With that, Trap starts laughing. Water off a duck’s back. As a former Italy coach, criticism of his team selections is not a new experience. You have been in Italy a long time, he says to me conspiratorially, you know how it goes. Well it is going a bit that way in Ireland, too, he explains: “Some of your colleagues complain about the way we play, the lack of bel gioco. That’s true, sometimes we don’t play well. Is every article you write a brilliant piece? But the important thing for me is to get results and we have got them. L’Avvocato Agnelli (the late Fiat president Gianni Agnelli) used to say to me at Juventus, ‘Today we didn’t play well, did we, Trap?’ I would reply, ‘Yeah, it’s true we didn’t play well but, Avvocato, we won, didn’t we?’”

Trap also likes to recall how he one day presented a particularly insistent Italian critic with an Almanacco of Italian football history.
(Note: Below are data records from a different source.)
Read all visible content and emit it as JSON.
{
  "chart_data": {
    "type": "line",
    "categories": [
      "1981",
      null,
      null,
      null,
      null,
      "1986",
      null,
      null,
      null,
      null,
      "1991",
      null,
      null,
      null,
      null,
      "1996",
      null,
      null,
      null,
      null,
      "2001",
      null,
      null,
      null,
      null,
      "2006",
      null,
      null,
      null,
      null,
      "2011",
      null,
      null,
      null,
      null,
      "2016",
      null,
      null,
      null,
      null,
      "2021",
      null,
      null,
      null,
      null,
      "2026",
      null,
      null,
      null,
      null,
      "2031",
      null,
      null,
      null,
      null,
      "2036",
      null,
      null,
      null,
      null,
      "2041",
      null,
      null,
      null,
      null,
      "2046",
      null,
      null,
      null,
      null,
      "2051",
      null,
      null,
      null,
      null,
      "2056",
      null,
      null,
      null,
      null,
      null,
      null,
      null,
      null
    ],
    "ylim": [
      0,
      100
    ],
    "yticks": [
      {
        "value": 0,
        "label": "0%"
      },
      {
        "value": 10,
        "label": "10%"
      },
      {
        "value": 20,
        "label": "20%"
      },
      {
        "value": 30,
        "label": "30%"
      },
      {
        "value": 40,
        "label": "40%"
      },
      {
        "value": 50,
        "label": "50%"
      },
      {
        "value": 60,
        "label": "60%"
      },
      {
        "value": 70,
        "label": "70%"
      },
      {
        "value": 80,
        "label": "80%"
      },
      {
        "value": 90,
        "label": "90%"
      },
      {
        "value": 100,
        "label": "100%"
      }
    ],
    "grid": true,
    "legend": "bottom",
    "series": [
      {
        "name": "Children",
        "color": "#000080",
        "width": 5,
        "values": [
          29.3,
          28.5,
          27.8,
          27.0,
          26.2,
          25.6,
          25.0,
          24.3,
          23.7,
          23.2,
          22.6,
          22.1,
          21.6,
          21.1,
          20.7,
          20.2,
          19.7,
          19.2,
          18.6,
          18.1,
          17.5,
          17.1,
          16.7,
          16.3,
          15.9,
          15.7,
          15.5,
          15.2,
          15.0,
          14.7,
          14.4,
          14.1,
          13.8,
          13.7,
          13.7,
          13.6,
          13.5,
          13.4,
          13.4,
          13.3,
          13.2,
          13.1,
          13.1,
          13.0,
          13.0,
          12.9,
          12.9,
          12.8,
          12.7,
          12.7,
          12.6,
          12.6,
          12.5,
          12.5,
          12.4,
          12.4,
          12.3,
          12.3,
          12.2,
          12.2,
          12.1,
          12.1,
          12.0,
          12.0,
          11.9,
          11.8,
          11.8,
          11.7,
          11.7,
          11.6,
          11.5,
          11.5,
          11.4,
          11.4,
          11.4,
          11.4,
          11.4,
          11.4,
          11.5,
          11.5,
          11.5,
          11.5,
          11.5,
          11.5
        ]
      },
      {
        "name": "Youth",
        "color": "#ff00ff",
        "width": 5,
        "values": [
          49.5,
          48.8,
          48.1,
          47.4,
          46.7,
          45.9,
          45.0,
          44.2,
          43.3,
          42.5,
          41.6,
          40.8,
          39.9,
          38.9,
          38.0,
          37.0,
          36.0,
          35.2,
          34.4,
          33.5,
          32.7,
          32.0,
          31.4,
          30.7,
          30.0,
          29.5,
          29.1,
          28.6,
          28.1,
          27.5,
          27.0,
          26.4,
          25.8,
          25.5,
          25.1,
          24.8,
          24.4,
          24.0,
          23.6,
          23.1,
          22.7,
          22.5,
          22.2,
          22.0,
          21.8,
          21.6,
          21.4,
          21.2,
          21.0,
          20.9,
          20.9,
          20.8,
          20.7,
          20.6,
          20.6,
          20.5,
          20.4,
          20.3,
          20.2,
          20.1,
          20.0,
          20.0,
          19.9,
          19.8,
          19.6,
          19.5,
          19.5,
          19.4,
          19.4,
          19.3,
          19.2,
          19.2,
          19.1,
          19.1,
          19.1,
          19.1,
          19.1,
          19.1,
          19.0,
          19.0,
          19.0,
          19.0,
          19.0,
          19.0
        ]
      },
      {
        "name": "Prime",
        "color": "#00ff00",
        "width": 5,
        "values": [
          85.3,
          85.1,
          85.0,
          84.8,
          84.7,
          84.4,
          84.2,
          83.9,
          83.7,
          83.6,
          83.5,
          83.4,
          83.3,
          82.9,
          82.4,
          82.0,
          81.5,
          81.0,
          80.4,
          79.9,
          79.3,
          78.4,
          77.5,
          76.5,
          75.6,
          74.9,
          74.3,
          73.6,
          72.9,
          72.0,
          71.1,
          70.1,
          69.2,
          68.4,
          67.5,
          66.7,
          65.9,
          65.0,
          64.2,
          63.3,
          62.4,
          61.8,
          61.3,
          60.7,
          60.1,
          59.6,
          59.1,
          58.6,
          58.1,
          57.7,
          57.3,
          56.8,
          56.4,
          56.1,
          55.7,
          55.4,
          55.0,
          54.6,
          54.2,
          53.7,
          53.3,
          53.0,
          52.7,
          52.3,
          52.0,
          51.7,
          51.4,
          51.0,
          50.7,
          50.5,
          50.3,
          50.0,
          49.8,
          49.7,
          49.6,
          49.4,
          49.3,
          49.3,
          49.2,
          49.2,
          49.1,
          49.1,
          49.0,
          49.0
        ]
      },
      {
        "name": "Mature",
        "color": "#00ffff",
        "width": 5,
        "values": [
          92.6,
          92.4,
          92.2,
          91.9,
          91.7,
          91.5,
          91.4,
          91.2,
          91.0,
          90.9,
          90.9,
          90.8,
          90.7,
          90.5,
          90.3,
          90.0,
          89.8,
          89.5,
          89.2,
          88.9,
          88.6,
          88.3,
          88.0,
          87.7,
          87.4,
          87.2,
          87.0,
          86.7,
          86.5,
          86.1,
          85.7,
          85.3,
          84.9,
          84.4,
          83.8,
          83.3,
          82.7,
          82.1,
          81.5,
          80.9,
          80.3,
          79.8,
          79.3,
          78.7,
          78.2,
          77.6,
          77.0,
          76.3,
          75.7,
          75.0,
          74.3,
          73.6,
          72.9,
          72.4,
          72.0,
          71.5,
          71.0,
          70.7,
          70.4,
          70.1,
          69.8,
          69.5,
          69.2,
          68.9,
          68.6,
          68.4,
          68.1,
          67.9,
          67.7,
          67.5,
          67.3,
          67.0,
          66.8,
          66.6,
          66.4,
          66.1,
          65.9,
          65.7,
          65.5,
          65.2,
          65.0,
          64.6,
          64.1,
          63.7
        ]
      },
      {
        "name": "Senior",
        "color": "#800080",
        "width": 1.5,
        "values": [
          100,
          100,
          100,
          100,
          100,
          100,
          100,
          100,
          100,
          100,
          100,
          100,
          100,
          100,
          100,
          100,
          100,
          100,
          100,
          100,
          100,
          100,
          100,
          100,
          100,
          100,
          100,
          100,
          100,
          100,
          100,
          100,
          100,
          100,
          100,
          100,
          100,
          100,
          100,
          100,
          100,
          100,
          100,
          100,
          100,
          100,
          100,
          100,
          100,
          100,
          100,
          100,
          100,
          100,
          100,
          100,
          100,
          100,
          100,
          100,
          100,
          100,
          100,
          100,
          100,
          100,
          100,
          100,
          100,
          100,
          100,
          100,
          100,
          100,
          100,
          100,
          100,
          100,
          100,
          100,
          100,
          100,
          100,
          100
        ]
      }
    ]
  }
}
I know you are busy, he said to his critic, but have a read of this and see just how many titles I have won.

MANY ITALIAN FOOTBALLwriters are bemused at Irish media criticism of Trap. After all, were it not for that "infamous" Thierry Henry handball in the Paris play-off, Ireland might well have qualified for the South African World Cup, whilst now they are on their way to Poland. For a little country with a limited football tradition, what more do you want?

And here we come to the other fundamental aspect of Trap’s attachment to Ireland. His genuine pride at what he believes he has achieved. If it was one thing to win the European Cup with Boniek, Platini, Rossi, Bettega et al, it is entirely another to lead Ireland to the Euro 2012 finals with much less firepower at his disposal.

Trap does not call his success with Ireland a “rehabilitation” or “sweet revenge” but you could not blame him if he did. By the time he left Italian football, after his unsuccessful spell as national team coach from 2000 to ’04, many critics were ready to write him off. “The Old Man has lost it”, people would say, he had become “a fossil from Jurassic Park”.

For now, it seems the “Old Man” has found it again. As he looks forward to the Euro 2012 finals, he expresses his full confidence in his squad: “Gaelic games are amazing because they are a perfect reflection of the Irish athletic soul, they’re games for the tough and the Irish are tough, they never give up. Even if I have the problem that I often have to play guys who spend a lot of time on the bench at their club, I have learned to trust these guys, to have trust in their immense pride. Add to pride, the fact many of them are excellent players and then add on good organisation and the Irish mentality and you can go a long way, indeed we have gone a long way in the last four years.”

Trap, too, has gone a long way from Cusano Milano to Dublin, via Milan, Munich, Lisbon, Salzburg and many other places. His old mate Biondi says he is like a good Chianti wine. As the years go by, it gets better. Many Italian fans see him as some sort of honorary ambassador to the rest of world. La Stampa greeted his appointment as Irish manager thus: “Our school of football continues to seduce people. Outside of football, people see us Italians as scoundrels and corrupt but when it comes to the pitch, then it is a different music.”